Now... how to store all of those in the South without a root cellar. Well, my light shelves aren't being used right now... :lol: I have read somewhere (gotta dig into my notes) that if you lightly massage vegetable oil into the rinds that it will extend the storage life. Have any of you ever heard of that?

GoDawgs July 1, 2019 12:04 PM

I found my link. It's called oil buffing and it is said that the squash will store at room temp about 3 months. You wash the squash real well, let dry thoroughly and then lightly rub them all over with a very small amount of vegetable oil. Then buff excess off until they're barely shiny with no greasy feel.

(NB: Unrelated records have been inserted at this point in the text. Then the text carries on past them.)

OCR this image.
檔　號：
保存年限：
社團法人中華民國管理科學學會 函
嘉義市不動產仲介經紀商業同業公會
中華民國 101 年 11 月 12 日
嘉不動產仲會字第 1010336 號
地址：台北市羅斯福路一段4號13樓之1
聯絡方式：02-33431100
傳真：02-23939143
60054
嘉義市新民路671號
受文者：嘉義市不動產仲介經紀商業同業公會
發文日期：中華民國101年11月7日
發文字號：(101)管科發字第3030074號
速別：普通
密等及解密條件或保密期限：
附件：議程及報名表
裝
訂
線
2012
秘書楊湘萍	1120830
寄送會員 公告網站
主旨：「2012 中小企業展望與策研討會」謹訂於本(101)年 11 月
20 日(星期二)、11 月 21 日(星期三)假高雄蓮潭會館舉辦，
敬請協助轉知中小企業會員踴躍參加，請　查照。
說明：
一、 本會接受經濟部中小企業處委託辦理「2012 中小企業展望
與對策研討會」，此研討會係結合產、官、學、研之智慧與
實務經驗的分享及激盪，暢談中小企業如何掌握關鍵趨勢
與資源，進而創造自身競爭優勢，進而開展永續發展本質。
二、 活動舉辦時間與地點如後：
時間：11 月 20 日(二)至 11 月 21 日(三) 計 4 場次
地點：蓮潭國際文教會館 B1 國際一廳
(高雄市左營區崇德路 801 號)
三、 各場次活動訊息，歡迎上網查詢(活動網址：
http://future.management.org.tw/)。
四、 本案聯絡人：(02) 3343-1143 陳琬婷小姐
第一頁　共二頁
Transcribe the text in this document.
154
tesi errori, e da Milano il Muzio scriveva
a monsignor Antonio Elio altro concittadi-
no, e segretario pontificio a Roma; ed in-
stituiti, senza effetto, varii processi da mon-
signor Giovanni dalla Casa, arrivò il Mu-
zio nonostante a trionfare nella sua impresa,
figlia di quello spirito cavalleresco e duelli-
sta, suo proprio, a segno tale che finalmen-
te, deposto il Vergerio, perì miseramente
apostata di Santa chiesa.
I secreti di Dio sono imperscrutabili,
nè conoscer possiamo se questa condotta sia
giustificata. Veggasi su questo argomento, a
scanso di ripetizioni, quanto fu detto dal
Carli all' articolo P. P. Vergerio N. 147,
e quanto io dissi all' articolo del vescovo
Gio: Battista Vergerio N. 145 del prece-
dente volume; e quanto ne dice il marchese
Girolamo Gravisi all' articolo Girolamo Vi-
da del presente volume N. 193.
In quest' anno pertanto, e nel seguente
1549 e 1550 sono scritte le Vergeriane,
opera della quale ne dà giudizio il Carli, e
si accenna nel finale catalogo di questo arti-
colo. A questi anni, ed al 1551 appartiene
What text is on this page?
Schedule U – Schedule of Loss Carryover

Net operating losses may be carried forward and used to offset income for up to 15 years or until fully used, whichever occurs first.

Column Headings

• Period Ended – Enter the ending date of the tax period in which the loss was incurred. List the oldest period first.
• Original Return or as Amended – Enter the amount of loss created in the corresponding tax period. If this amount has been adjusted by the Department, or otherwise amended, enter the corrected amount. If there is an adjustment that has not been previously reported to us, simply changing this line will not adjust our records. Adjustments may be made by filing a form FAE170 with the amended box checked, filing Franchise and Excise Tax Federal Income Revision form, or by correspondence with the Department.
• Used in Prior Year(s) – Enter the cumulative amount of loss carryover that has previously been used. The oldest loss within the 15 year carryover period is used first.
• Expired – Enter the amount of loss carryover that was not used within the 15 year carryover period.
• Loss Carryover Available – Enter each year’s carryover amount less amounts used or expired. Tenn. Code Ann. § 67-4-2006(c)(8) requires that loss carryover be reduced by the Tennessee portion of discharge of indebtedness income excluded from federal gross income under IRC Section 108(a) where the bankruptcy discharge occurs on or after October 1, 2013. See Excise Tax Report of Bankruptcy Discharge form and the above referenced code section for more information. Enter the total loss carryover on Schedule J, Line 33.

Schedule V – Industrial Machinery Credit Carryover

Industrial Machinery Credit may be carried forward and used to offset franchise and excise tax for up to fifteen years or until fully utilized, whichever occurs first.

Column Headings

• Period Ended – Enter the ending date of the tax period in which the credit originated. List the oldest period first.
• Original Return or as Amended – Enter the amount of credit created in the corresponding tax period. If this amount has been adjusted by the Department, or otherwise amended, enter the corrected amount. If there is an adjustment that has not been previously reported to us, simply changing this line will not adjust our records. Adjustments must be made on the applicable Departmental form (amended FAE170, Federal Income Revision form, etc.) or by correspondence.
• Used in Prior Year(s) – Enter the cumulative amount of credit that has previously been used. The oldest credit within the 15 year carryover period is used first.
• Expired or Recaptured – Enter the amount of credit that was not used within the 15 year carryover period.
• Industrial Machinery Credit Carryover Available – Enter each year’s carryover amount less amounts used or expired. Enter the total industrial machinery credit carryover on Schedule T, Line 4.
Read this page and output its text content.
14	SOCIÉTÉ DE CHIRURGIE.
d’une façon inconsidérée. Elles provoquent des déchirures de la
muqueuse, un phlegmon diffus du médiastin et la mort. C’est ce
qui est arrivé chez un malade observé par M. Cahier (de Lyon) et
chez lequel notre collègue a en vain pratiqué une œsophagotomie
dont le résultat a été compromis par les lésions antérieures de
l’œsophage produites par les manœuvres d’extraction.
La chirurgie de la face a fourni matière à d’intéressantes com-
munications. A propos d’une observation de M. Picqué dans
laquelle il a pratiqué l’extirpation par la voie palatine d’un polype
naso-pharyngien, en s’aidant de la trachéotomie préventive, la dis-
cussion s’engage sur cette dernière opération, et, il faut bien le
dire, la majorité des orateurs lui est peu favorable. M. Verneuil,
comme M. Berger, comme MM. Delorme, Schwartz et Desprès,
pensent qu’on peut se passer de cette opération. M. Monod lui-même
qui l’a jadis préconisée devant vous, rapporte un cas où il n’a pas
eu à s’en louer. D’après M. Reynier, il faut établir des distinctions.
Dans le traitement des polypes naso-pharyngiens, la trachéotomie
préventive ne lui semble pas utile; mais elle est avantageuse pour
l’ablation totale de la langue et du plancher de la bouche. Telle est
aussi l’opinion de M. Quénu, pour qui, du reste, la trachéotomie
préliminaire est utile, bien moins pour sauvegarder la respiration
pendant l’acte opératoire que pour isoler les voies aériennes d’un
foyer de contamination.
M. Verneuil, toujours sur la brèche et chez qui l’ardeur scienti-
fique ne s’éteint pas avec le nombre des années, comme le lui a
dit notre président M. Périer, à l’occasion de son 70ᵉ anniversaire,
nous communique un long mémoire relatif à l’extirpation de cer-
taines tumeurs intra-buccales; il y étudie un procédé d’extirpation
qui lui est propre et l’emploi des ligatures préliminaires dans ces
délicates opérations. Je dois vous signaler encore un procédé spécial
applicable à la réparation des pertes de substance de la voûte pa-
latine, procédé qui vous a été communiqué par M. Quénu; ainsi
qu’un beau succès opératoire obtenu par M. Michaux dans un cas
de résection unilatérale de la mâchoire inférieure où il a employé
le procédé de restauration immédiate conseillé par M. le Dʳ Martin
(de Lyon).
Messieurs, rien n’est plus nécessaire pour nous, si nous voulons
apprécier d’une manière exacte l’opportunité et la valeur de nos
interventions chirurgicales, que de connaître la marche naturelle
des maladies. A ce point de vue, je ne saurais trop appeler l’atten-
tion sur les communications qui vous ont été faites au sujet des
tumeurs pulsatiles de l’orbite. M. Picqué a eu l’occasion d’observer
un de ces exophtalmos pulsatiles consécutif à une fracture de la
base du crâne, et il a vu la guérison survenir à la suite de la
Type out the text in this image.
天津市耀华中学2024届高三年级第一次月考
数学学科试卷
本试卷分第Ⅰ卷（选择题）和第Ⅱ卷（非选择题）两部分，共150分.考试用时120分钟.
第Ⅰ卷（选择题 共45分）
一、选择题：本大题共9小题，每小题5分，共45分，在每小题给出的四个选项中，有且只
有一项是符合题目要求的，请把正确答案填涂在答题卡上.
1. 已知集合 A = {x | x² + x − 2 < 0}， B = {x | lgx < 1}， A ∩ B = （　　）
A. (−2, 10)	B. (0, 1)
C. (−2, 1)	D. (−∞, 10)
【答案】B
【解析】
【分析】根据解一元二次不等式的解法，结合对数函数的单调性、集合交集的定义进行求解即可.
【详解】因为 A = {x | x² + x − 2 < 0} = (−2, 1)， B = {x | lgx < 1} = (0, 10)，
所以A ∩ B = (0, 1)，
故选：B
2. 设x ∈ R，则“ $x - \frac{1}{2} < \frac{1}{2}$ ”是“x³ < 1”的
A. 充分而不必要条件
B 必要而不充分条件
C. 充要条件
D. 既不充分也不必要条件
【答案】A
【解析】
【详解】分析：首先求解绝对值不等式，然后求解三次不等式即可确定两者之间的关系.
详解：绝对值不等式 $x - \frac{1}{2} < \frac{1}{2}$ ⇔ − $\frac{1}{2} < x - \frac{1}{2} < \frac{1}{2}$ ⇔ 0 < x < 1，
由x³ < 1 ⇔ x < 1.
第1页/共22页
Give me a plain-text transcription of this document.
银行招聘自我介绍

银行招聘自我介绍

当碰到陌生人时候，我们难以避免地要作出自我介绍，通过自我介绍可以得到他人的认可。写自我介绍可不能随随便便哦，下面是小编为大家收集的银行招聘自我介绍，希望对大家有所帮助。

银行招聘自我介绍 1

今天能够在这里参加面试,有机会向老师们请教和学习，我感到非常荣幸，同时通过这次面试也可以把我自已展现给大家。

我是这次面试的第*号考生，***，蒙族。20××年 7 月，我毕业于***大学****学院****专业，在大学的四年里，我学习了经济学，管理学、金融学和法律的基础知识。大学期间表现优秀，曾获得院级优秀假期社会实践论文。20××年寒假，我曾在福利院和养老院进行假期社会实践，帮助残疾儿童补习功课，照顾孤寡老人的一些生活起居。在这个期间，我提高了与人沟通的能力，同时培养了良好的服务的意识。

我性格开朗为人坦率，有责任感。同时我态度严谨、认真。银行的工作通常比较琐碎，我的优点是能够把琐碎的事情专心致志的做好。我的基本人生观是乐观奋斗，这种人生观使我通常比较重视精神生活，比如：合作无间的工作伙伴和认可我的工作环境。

brownrexx July 1, 2019 12:24 PM

I like spaghetti squash too but the squash vine borer gets then first so I quit trying.

However I do store butternut squash and I have also stored spaghetti squash. The butternuts need to cure and harden their skins for a couple of weeks before storing and then I drop them in a 5 gallon bucket with a bleach solution before storage. This kills any spores or pathogens around where the stem attaches.

Be sure to leave a small section of stem attached. this also lessens the possibility of rotting at the stem end.